Hezbollah leader Hassan Nasrallah delivers an address on the movement's al-Manar TV on December 11, 2017
Handout (MANAR TV/AFP)

Following an extended absence from the public eye and unconfirmed reports claiming he was taken to a Lebanese hospital in critical condition, Hezbollah chief Sheikh Hassan Nasrallah will reportedly give a TV interview on a network affiliated with the terror group this week.

According to Lebanese al-Mayadeen, the TV network on which Nasrallah is set to appear, the 58-year-old is expected to address Israel’s Operation “Northern Shield” for the first time since the Israeli initiative was made public in early December.

The network released a brief teaser video on Sunday evening, featuring the message: “Hezbollah’s secretary-general breaks his silence that frightens the occupation.”

“In occupied Palestine, Israel’s leadership is boasting about its Northern Shield, taking pride in its battles against Hezbollah and Syria and threatening Iran. In this way, Hezbollah’s leader responds,” al-Mayadeen said.

Last week, Israeli media reported Nasrallah was in unknown physical condition after suffering either a heart attack or stroke while a number of Lebanese media outlets speculated that the leader had not been heard from in several weeks.

(Hezbollah Media Department via AP)

The reports were largely based on tweets from European-based Lebanese journalist Jerry Maher who quoted anonymous sources claiming Nasrallah had been taken to a Beirut hospital in critical condition after suffering from illness for many years.
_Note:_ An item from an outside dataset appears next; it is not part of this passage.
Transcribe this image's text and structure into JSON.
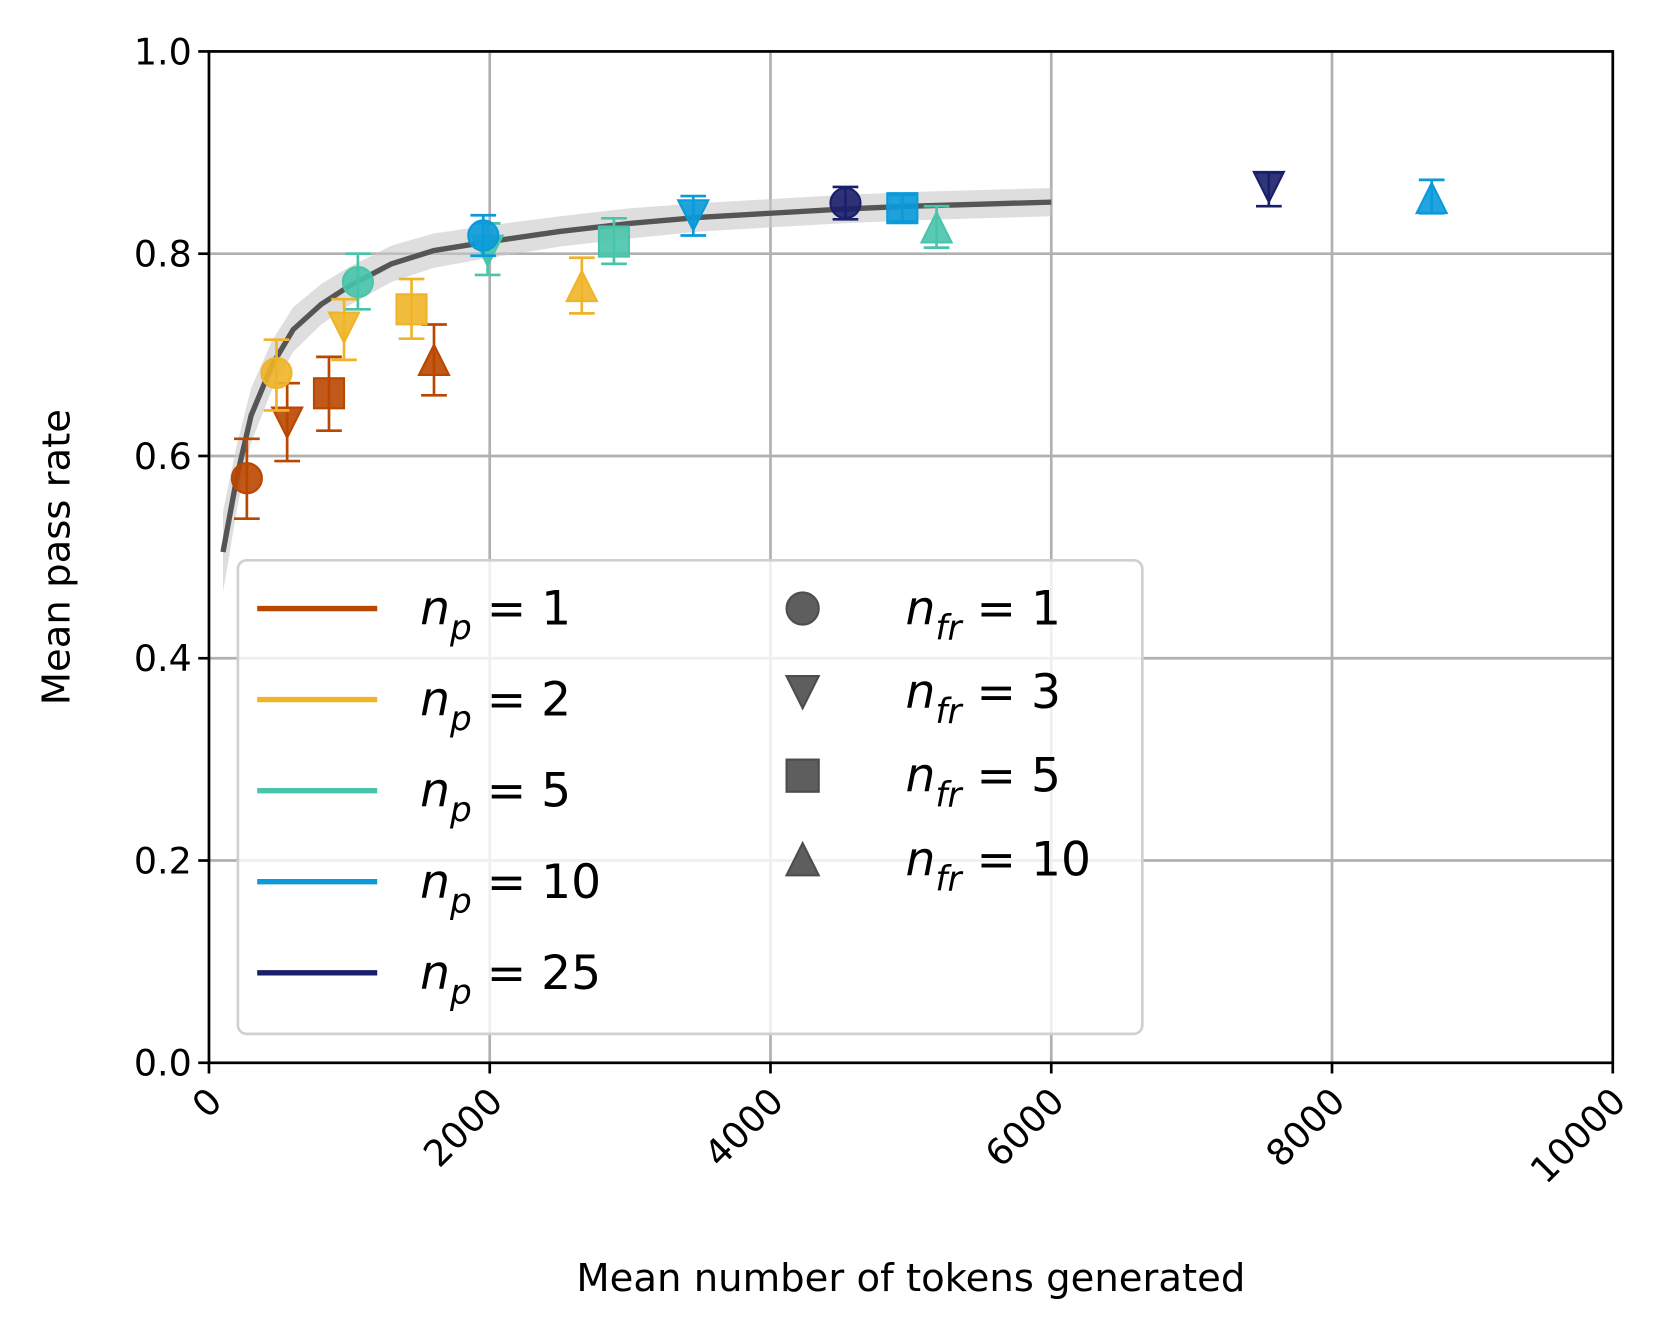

An official from Iran, Hezbollah’s foremost financer, denied the reports claiming they were a “Zionist lie.”

“The day that Nasrallah and the Palestinian resistance leaders pray at the Al-Aqsa Mosque [on the Temple Mount] after it has been cleansed of Zionist impurity will inevitably arrive,” Iran’s Parliamentary Direct of International Affairs, Hossein Amir-Abdollahian tweeted.

The Hezbollah leader’s activities are almost never made public for security reasons after his predecessor was assassinated by Israel in 1992.

On December 4, 2018, the Israeli Defense Forces (IDF) launched the operation to prevent and destroy a network of underground tunnels dug by Hezbollah from Lebanon to Israeli territory.

The IDF said that Israel has seen over the years a concerted effort by Iran-backed Hezbollah to dig such tunnels, though emphasized that none were yet operational nor posed an imminent threat to Israeli civilians.

Last week, the IDF announced it had located the last tunnel in the network in what it said marked “the completion” of Northern Shield.

The IDF said it would continue conducting broad defense efforts on the Lebanese border, including the continued construction of the security barrier which began last year.

Israel officially holds the Lebanese government responsible for the Hezbollah tunnels, though has acknowledged that the Lebanese government nor the army appeared not to have had prior knowledge of them.

Since their last fought war in 2006, Hezbollah has strengthened its military capabilities significantly with an estimated arsenal of some 100,000 and 120,000 short-and medium-range missiles and rockets, as well as several hundred long-range missiles trained on the Jewish State.

Both Israel and UNIFIL have condemned the tunnels as a violation of UN Resolution 1701, adopted to end the 2006 war between Lebanon and Israel. The matter has ramped up tensions on the border and threatened the prospect of a new conflict between the sides should there be any missteps in the dismantling of the tunnel network.

Hezbollah is considered a terrorist organization by the United States and Israel. The European Union classifies its military wing as a terrorist organization but does not apply the same label to its politburo.